So, why doesn’t it feel different?

Recently, I hit another milestone in my weight loss program:

35 pounds down!

So, why doesn’t it feel different?  I suppose it does, really.  I mean, 35 pounds is more weight than in four gallons of milk.  That’s nearly two cases of beer.  Three or four school backpacks of books.

But I scarcely notice it.  Sure, my wristwatch, which at one time nearly cut off my circulation, is now about to slide down my wrist and over my hand, and my knees don’t hurt when I jog or climb stairs.   But I know I still have about 40 pounds left to go, and the process seems to be slowing now—I’ve stayed at the same weight for several days.  Plus, whenever I look in the mirror, I still see what appears to be some alien embryo developing in the vicinity of my stomach—or perhaps it’s a basketball that was inadvertently left in my abdomen during a botched surgery.  I still feel bloated all the time, and I never like what my mirror on the wall says when it talks to me.

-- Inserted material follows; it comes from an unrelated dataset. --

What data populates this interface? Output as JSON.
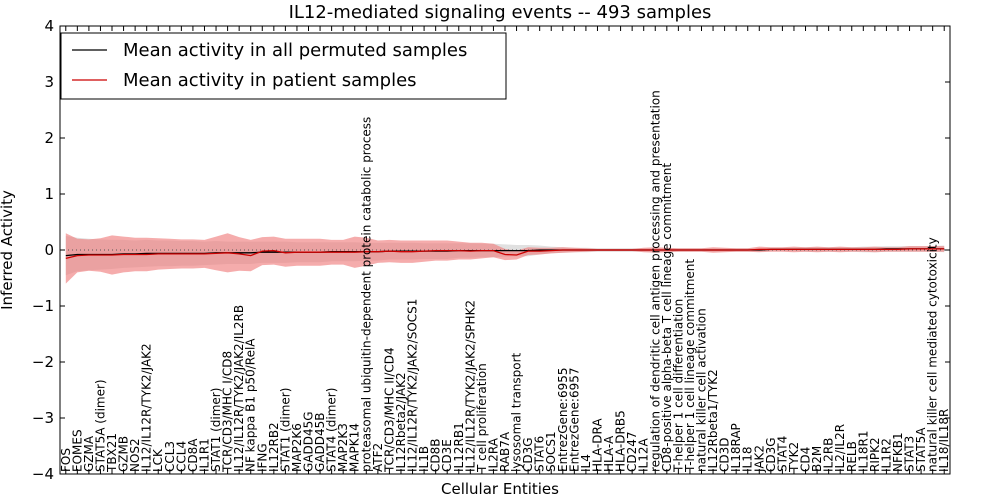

I know I must be getting healthier, but I’m not ready to celebrate yet.  I’m not even halfway to my goal, and I’m not even sure that my initial weight goal is low enough.  I seem to have a rather thin frame, when you get down past the blubber, and even when I was in my 20’s and was doing aerobics I measured out (in an immersion test) to have a much higher body fat percentage than the average male of my age.  So, maybe 150 should be my goal, rather than 165.  If I remember correctly, though, the calculations said that in order to get my body fat down to a reasonable amount, I would have to lose to around 137 pounds.  Wow. That would be another 66 pounds, meaning I’m only about a third of the way there!  Well, I could always have my arms cut off.  It’s only a flesh wound!